La maintenance courante

Dans un soucis de gestion de coût, de ressources, et de délai, il a été décidé, en accord avec la maîtrise d’ouvrage, que les trois trains de maintenance par an prévus dans le PAQM seraient annulés pour les années 2009 et 2010, sauf dans le cas d’anomalies bloquantes ou d’adaptation technique imposée par l’entreprise. Les maintenances indispensables identifiées au départ, en parallèle du projet, sont les suivantes :
• Création d’un package d’installation du client Visual Basic pour Windows Seven en début d’année 2010, ainsi que les tests de fonctionnement de l’application sur ce nouveau système d’exploitation,
• Une estimation de charge pour une migration de version de base ORACLE pour septembre 2010. Ceci implique que des tests techniques soient effectués pour vérifier que la connexion à ORACLE 10 est possible en Visual Basic,
• L’application POINTAGE et la gestion du serveur BULL doivent être externalisées, ce qui implique la mise en place d’une sécurité au niveau des transferts FTP. Cette sécurité serait assurée par le fichier HOST, surle serveur BULL, dans lequel seraient répertoriées toutes les adresses IP ayant le droit de se connecter. Or, les transferts se font du poste client OPERA vers le serveur BULL, ce qui fait 600 adresses IP, car il y a 600 clients OPERA déployés. De plus, la liste des postes change régulièrement. Il est donc demandé de faire une maquette pour vérifier la faisabilité du transfert via le serveur OPERA, ce qui, dans ce cas là, permettrait de ne plus avoir qu’une seule adresse dans le fichier HOST,
• Projet ORION : Ce projet va impacter l’entrepôt de données SERFECO, et donc, l’application OPERA.

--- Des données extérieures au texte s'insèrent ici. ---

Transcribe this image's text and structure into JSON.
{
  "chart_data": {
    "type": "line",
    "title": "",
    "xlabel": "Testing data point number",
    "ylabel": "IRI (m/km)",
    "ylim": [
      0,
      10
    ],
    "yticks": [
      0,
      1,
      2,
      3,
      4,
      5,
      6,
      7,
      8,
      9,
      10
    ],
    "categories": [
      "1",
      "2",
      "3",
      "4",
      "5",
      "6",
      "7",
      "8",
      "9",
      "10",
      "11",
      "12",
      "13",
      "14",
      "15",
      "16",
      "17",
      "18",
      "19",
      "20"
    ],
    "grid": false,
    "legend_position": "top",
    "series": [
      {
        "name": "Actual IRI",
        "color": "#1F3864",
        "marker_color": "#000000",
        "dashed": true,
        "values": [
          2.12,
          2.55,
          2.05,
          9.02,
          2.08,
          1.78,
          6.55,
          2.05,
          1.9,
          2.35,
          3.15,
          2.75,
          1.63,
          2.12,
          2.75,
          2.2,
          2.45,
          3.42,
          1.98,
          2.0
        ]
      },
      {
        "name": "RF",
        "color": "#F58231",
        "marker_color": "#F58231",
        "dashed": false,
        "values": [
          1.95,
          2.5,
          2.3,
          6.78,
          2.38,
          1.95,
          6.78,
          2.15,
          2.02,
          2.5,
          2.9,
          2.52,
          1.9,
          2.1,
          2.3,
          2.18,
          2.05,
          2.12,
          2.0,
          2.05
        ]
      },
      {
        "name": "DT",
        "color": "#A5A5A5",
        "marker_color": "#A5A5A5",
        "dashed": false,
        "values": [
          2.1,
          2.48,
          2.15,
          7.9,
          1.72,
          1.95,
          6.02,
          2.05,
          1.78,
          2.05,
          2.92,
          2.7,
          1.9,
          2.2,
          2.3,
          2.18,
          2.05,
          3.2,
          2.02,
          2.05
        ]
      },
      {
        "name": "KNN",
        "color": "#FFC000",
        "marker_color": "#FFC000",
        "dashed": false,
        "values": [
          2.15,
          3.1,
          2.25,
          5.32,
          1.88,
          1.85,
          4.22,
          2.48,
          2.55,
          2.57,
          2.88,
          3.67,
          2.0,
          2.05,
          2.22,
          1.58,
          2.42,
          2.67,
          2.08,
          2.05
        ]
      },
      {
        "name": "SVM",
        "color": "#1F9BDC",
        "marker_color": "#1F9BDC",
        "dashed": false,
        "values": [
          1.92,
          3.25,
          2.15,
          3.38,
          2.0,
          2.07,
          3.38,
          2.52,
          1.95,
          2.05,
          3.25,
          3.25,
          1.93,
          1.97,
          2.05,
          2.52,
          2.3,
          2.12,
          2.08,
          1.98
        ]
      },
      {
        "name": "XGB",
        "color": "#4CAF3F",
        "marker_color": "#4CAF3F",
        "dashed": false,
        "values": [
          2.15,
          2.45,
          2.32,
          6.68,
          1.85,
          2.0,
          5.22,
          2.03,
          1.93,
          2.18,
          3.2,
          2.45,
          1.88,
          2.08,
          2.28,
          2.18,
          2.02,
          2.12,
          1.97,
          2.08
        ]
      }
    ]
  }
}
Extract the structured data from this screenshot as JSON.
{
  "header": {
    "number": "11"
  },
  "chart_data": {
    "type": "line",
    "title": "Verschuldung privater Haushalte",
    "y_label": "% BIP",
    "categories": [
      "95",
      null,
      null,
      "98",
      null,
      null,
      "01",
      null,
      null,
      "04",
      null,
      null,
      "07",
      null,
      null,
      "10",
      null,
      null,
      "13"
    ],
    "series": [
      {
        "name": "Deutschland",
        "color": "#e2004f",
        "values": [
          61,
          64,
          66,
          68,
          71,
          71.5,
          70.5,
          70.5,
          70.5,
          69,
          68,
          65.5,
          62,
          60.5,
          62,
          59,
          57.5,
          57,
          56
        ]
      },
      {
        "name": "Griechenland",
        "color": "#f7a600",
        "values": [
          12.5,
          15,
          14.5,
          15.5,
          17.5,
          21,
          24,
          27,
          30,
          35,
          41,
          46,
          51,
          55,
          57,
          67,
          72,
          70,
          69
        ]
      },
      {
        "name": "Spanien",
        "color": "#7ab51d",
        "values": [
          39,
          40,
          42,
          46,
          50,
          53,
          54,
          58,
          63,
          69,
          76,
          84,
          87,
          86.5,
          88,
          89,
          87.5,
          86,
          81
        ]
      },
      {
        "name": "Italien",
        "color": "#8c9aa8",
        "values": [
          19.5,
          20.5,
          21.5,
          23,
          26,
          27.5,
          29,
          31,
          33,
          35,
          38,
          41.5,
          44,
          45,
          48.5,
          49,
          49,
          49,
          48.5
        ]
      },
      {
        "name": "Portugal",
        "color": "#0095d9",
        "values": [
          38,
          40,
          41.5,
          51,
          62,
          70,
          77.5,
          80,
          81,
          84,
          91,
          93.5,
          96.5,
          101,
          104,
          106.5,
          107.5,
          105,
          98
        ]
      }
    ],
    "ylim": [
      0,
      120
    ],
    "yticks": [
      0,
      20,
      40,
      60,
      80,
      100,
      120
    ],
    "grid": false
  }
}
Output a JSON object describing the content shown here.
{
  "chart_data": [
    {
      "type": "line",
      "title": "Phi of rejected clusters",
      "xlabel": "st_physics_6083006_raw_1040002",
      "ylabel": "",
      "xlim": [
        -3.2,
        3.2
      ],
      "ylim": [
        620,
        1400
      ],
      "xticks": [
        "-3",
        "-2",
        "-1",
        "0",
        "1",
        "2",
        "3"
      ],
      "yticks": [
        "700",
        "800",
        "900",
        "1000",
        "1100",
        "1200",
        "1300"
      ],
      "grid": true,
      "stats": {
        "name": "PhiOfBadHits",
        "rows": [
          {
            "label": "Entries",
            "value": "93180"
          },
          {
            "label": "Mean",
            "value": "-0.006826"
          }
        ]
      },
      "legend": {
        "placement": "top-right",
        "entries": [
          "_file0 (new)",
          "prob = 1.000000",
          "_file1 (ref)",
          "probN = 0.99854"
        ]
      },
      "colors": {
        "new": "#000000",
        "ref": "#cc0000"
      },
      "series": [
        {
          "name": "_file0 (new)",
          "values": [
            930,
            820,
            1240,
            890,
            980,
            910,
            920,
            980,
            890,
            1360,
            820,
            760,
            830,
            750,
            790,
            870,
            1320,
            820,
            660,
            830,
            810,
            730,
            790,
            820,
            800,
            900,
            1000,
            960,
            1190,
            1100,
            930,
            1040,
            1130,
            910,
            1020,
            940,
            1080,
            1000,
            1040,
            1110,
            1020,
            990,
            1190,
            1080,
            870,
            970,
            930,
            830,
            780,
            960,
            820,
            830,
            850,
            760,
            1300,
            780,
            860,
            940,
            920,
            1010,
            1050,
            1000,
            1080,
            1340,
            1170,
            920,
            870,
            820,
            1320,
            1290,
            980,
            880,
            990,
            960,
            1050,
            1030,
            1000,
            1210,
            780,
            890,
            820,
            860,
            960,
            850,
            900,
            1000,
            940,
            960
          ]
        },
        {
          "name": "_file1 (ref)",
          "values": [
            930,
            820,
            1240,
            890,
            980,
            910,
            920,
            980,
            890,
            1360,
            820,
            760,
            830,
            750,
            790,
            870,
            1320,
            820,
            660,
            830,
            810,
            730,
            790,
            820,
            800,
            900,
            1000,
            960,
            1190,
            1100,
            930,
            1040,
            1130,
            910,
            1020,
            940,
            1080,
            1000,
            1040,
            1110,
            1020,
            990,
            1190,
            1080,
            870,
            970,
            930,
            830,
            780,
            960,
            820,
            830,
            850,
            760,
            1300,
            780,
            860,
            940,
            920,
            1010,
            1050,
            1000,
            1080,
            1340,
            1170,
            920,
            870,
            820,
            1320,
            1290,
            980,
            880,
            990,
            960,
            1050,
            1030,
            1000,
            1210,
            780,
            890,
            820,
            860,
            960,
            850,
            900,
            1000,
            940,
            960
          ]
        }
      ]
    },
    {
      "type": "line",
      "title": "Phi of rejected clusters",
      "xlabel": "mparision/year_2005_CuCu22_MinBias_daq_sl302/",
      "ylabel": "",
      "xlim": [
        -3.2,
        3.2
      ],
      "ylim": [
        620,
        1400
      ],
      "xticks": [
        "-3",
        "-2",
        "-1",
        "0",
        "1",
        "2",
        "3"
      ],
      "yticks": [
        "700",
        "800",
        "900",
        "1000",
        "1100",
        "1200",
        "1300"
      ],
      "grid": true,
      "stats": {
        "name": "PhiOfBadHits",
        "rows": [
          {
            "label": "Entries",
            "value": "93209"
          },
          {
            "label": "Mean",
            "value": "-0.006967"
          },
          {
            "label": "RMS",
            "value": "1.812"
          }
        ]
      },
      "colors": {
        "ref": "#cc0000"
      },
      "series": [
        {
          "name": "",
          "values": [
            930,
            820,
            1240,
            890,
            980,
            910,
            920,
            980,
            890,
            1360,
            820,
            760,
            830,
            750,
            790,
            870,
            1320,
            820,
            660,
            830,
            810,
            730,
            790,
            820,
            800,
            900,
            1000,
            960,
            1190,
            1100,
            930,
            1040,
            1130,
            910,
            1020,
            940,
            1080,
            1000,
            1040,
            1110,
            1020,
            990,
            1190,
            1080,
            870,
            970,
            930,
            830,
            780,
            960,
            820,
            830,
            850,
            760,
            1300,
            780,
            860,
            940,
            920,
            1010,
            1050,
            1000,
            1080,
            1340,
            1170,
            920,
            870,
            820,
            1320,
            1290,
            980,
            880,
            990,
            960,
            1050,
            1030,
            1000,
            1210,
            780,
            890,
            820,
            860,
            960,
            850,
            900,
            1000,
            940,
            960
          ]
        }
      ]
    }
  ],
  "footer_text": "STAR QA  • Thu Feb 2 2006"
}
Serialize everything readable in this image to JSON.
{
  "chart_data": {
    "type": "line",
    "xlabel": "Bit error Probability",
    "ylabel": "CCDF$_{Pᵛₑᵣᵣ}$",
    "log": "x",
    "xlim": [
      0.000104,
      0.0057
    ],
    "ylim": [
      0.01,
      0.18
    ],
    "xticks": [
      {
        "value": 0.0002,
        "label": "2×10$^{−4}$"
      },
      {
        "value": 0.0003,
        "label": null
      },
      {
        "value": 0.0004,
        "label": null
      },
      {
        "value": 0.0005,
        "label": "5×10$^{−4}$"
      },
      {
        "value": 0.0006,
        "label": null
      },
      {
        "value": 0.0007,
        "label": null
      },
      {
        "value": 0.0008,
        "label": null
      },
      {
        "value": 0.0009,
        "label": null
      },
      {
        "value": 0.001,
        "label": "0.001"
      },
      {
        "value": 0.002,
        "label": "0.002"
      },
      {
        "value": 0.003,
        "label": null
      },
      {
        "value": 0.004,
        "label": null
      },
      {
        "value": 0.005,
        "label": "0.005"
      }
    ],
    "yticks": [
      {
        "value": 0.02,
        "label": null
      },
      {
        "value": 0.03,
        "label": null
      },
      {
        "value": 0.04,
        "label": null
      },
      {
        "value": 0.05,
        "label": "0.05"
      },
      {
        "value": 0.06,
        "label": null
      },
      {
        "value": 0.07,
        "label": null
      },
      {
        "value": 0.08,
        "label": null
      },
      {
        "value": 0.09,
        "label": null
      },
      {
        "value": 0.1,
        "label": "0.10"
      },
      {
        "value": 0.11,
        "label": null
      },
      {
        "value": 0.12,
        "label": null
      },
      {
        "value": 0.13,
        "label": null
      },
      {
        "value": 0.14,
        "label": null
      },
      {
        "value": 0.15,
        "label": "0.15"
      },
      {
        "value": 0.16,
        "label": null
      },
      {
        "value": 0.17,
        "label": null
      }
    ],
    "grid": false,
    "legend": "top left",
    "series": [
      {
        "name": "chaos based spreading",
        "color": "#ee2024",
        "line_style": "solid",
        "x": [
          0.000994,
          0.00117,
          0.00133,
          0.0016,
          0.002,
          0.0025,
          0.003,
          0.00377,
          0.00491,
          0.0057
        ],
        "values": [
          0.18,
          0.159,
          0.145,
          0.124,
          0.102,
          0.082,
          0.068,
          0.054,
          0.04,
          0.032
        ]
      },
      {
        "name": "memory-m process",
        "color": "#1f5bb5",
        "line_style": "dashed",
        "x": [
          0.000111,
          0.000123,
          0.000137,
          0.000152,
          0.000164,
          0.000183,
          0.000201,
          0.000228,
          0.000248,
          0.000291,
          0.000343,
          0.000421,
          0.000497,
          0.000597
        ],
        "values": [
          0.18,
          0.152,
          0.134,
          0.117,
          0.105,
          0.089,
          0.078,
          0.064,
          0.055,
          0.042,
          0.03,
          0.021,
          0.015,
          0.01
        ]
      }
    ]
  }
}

Gestion de la configuration logicielle des environnements

Pour la GCL des environnements, j’utilise un document Excel qui comprend un onglet par environnement. Dans chaque onglet, la version de chaque brique côté client, et côté serveur est référencée. La version générale de l’application évolue lorsque la version de la brique applicative côté client ou serveur évolue. La brique applicative pour le client est l’exécutable, et pour le serveur c’est l’ensemble des composants tels que les Shells, les procédures stockées, la structure de la base de données… Pour chaque évolution de version, il y a l’identification des fiches d’évolution ou de correction associées. La figure ci-dessous est un exemple pour l’environnement de production.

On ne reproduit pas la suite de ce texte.